On Jul 16, 2024, at 17:53, Will Coleda @.***> wrote:

[1] https://linux.die.net/man/3/clock_gettime

--snip--

Based on https://gitlab.com/gitlab-org/gitlab-docs/-/merge_requests/4646 saying "linux.die.net - everything pointing to this site always returns 403 Forbidden", and my own experiments with curl leading me to believe that die.net is using some JS voodoo, I recommend changing that link to an equivalent on another host.

This one looks best to me: https://www.man7.org/linux/man-pages/man3/clock_gettime.3.html

coke commented 4 months ago

This one looks best to me:

Done, thanks.

coke commented 4 months ago

skip-listed the mysql URL.

Now getting only this occasionally:

    not ok 67 - HTTP (Stream reset by the server): https://en.wikipedia.org/wiki/Cis_%28mathematics%29

Typically for wikipedia URLS, but not always the same one.
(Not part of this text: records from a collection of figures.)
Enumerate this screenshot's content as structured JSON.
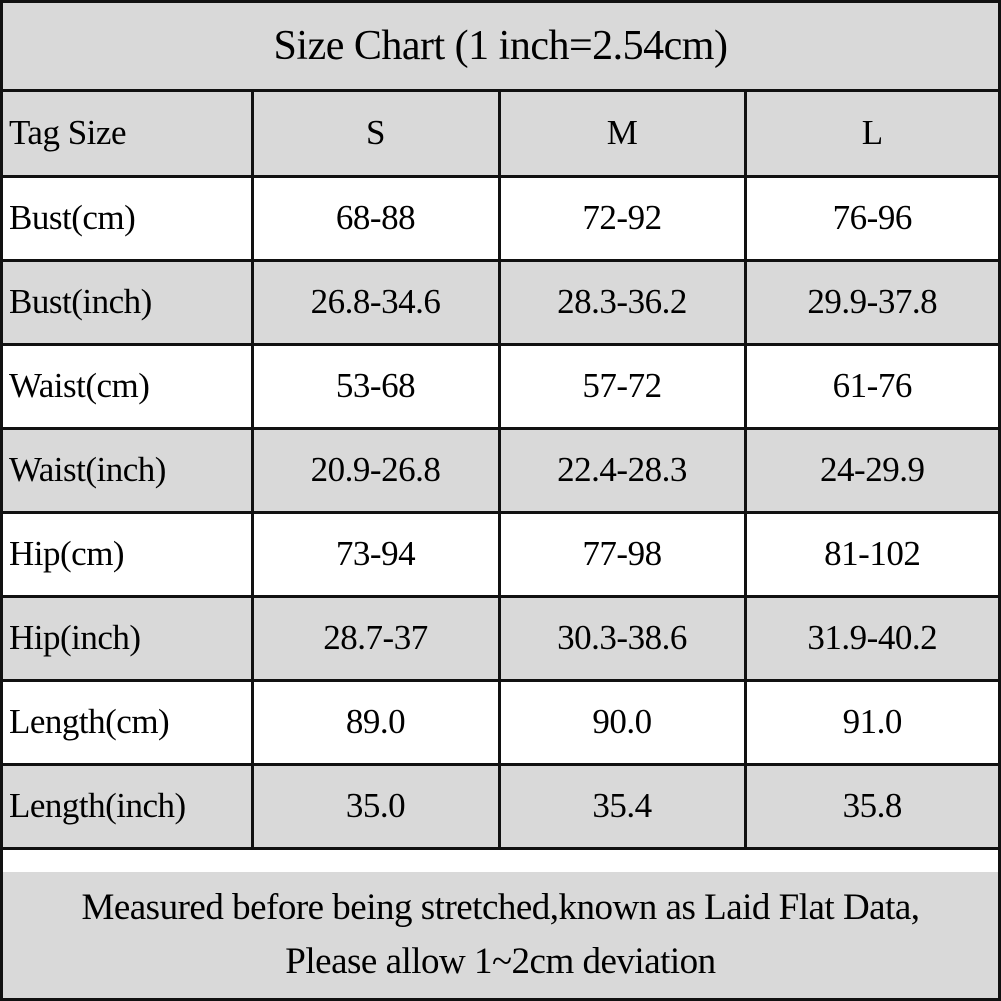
{
  "title": "Size Chart (1 inch=2.54cm)",
  "header": {
    "label": "Tag Size",
    "sizes": [
      "S",
      "M",
      "L"
    ]
  },
  "rows": [
    {
      "label": "Bust(cm)",
      "values": [
        "68-88",
        "72-92",
        "76-96"
      ]
    },
    {
      "label": "Bust(inch)",
      "values": [
        "26.8-34.6",
        "28.3-36.2",
        "29.9-37.8"
      ]
    },
    {
      "label": "Waist(cm)",
      "values": [
        "53-68",
        "57-72",
        "61-76"
      ]
    },
    {
      "label": "Waist(inch)",
      "values": [
        "20.9-26.8",
        "22.4-28.3",
        "24-29.9"
      ]
    },
    {
      "label": "Hip(cm)",
      "values": [
        "73-94",
        "77-98",
        "81-102"
      ]
    },
    {
      "label": "Hip(inch)",
      "values": [
        "28.7-37",
        "30.3-38.6",
        "31.9-40.2"
      ]
    },
    {
      "label": "Length(cm)",
      "values": [
        "89.0",
        "90.0",
        "91.0"
      ]
    },
    {
      "label": "Length(inch)",
      "values": [
        "35.0",
        "35.4",
        "35.8"
      ]
    }
  ],
  "footer": {
    "line1": "Measured before being stretched,known as Laid Flat Data,",
    "line2": "Please allow 1~2cm deviation"
  },
  "colors": {
    "shade": "#d9d9d9",
    "plain": "#ffffff",
    "border": "#111111"
  }
}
Always runs clean if I then immediately test the one file it was in. Will add a retry mechanism for this particular error.
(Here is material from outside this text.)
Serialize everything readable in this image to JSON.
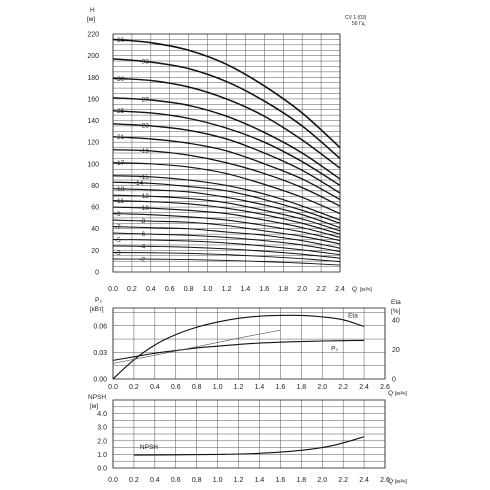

coke commented 4 months ago

With d8a2bbd6a, the test now runs clean (as far as remote link checks goes). Still some missing internal links, but there's a separate ticket for that.

Util commented 4 months ago

On Jul 17, 2024, at 14:44, Will Coleda @.***> wrote:

skip-listed the mysql URL.

Now getting only this occasionally:

not ok 67 - HTTP (Stream reset by the server): https://en.wikipedia.org/wiki/Cis_%28mathematics%29

Typically for wikipedia URLS, but not always the same one. Always runs clean if I then immediately test the one file it was in. Will add a retry mechanism for this particular error.
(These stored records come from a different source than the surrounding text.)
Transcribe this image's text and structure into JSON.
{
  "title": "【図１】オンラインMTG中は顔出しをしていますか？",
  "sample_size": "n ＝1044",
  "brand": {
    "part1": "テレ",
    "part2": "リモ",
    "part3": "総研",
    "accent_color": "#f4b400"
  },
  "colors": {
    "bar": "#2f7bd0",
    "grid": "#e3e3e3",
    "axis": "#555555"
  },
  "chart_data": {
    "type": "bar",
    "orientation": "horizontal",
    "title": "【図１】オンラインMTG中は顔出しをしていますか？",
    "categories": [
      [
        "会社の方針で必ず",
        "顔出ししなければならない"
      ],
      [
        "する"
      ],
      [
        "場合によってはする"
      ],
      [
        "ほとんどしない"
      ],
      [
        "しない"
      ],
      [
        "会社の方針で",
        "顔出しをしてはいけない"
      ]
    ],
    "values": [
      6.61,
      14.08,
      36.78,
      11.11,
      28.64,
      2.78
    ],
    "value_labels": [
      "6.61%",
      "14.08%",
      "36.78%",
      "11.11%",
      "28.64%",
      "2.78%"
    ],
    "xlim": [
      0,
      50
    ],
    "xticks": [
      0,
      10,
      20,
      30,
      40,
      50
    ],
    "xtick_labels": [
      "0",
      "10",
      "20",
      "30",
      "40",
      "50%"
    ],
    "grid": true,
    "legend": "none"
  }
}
I ran curl -v ... on the Cis_%28mathematics%29 URL, 20 times total (10 today, 10 yesterday), and examined the -v details, and see no problem. I have not analysed with WireShark, but I have a hunch the problem is Cro's use of persistent connections.

Reading the source of rakudoc-l.rakutest, I notice that $ua is populated with a new Cro::HTTP::Client instance only once. If that line was moved to just before the .get line, then a new instance would be used on each call. This would be microscopically less efficient, but would stop the effect of the persistent connections.

Alternately, the docs imply that changing line 25 to my $ua = Cro::HTTP::Client.new( :!persistent ); would have the same disabling of persistent connections, with less other impact. I have not played with Cro enough to know the effectiveness of this approach.

coke commented 4 months ago

The reuse of the user agent was intentional, old habit.

I've already got the error handling code to retry if there's a 429, a GoAway, or just a stream reset, so I think we're good.